Gazete Vatan Logo

Soner Yalçın cahil ve bilgiç, İlber Ortaylı aklında kalanla konuşuyor

Tarihçi Hakan Erdem, son kitabı “Tarih-Lenk”te çok tartışılacak tespitlerde bulunuyor.

HAKAN ERDEM SON KİTABI “TARİH-LENK”TE ÜNLÜ TARİHÇİLERİ TOPA TUTTU:

Tarihçi Hakan Erdem, Doğan Kitap’tan çıkacak olan kitabı; “Tarih-Lenk”te çok satan tarih kitaplarını cümle cümle inceliyor ve büyük tartışma yaratacak tespitlerde bulunuyor.
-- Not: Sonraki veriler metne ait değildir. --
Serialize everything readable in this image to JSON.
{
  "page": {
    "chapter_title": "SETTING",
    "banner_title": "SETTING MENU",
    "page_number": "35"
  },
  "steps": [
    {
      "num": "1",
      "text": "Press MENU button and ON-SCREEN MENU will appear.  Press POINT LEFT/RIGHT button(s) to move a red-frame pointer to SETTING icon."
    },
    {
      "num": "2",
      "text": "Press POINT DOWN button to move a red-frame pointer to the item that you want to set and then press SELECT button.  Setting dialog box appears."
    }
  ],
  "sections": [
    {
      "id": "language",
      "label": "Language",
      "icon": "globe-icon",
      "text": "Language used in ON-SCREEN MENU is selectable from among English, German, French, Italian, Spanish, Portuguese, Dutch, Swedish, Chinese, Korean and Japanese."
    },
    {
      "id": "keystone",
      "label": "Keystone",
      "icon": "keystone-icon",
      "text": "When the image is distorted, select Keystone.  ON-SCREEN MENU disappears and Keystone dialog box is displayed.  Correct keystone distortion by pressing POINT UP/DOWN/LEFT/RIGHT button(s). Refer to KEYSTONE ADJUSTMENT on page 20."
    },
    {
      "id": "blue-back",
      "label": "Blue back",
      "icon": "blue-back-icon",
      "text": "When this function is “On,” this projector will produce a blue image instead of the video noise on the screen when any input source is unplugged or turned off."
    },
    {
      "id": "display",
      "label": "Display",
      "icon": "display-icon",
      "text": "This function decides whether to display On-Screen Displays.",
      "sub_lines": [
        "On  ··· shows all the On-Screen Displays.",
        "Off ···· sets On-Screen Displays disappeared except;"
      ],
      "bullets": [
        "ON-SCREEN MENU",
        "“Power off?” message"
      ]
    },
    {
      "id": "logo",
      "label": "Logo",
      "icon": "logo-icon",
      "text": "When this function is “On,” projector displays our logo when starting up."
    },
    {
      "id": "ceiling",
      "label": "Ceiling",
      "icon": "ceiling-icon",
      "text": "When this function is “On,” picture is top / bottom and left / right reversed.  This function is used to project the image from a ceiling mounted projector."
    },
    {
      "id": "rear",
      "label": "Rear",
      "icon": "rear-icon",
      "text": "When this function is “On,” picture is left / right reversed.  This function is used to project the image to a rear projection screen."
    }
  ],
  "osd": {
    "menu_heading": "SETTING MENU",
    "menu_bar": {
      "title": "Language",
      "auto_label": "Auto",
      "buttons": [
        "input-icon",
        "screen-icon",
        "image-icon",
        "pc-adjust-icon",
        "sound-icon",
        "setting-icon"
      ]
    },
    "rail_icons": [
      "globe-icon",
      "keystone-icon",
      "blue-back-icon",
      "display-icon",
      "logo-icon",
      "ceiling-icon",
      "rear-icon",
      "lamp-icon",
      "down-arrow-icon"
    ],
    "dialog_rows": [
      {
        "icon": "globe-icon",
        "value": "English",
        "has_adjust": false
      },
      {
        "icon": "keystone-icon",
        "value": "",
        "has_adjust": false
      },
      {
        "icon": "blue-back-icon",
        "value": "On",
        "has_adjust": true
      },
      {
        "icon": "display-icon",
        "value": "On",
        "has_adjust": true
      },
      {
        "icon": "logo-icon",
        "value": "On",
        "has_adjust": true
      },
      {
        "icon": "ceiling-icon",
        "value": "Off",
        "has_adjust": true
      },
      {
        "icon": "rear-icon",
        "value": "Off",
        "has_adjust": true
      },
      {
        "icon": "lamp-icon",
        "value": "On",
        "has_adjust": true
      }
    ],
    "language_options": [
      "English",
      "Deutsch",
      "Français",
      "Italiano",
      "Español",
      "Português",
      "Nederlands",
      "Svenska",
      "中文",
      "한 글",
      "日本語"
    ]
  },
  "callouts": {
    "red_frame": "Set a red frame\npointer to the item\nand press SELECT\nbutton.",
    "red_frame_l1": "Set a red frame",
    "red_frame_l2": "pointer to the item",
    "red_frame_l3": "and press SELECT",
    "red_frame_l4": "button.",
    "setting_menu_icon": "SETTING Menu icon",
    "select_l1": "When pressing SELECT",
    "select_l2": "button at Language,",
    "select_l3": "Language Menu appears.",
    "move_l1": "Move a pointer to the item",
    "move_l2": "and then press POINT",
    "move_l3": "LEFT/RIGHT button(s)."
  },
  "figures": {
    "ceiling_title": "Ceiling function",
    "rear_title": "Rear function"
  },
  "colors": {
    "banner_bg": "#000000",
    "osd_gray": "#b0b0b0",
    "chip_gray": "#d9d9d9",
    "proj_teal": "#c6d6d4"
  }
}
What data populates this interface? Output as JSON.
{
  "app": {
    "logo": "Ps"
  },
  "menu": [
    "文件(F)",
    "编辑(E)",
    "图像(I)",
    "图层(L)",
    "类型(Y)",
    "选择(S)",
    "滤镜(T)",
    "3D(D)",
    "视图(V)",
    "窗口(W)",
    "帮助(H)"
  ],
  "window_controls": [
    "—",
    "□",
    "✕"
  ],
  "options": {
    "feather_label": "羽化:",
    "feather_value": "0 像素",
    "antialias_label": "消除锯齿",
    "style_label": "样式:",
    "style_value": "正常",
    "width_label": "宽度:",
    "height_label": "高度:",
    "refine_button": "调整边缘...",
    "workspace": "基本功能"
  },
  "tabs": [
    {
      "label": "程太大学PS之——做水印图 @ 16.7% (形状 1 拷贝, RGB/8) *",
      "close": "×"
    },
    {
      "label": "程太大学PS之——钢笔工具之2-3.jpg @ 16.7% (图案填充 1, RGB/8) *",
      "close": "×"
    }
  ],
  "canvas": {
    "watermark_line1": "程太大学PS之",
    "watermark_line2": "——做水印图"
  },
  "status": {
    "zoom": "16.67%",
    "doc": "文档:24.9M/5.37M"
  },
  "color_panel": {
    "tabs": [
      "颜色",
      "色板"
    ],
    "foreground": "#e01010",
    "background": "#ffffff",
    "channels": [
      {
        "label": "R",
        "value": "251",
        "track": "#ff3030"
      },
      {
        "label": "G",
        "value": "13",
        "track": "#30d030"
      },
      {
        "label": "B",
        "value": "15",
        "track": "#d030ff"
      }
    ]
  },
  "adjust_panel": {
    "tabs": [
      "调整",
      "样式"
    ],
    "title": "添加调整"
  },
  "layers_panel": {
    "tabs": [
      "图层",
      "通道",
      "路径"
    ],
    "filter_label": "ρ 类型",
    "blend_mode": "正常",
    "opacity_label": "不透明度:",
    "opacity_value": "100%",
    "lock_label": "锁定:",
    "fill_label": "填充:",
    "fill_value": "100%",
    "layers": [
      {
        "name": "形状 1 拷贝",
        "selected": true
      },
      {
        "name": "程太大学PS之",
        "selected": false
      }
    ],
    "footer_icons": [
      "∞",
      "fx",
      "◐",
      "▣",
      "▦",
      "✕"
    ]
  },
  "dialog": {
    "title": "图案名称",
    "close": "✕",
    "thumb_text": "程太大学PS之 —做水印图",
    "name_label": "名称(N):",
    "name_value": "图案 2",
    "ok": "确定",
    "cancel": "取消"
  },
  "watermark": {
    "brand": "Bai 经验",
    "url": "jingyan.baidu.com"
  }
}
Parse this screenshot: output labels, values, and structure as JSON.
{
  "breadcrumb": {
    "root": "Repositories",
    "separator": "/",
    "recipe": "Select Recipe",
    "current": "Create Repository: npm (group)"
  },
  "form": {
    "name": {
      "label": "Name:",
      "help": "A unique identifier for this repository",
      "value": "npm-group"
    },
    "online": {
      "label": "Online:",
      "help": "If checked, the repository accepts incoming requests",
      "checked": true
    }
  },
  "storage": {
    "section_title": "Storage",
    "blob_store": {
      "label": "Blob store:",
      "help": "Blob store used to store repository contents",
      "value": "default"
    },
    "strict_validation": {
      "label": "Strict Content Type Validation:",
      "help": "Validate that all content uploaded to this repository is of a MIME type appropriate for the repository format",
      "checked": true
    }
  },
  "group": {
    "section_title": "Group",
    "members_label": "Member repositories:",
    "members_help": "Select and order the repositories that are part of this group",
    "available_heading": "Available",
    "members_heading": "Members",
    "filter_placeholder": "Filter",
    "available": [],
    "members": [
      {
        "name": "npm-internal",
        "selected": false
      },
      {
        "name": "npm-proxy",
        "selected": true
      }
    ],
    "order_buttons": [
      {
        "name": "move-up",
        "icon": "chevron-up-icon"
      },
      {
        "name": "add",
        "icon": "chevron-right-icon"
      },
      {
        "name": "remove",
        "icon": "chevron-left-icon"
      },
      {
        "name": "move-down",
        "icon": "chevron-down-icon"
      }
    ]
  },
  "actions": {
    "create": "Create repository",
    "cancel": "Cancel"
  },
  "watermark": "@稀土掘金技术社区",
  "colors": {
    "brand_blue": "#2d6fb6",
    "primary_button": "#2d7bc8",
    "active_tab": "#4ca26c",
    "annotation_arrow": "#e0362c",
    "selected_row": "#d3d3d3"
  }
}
Bu nedenle pek çok kişi, bu röportajı okuduktan sonra “Peki ama bu adam kim?” diyecektir. Hakan Erdem, tarihçi. Doktorasını Oxford’da yaptı. Sabancı Üniversitesi’nde Osmanlı Tarihi dersleri veriyor. Bu kitapta izlediği metodu içeren “Kaynaklar ve Yöntemler Üzerine” de dersler verdi. Kendisi aynı zamanda yazar. “Kitab-ı Duvduvani”, “Unomastica Alla Turco” ve “Zaman Çöktü” isimli romanları var. Akademik çalışması “Osmanlı’da Köleliğin Sonu” da kitaplaştı. Tarihçileri ağır bir dille eleştiren Erdem’in “Bunları söylemek haddine mi?” diyeceklere ise cevabı hazır: “Metnim kendini savunacaktır. İşte 800 dipnot, her metinden alıntı, zengin bir kaynakça...”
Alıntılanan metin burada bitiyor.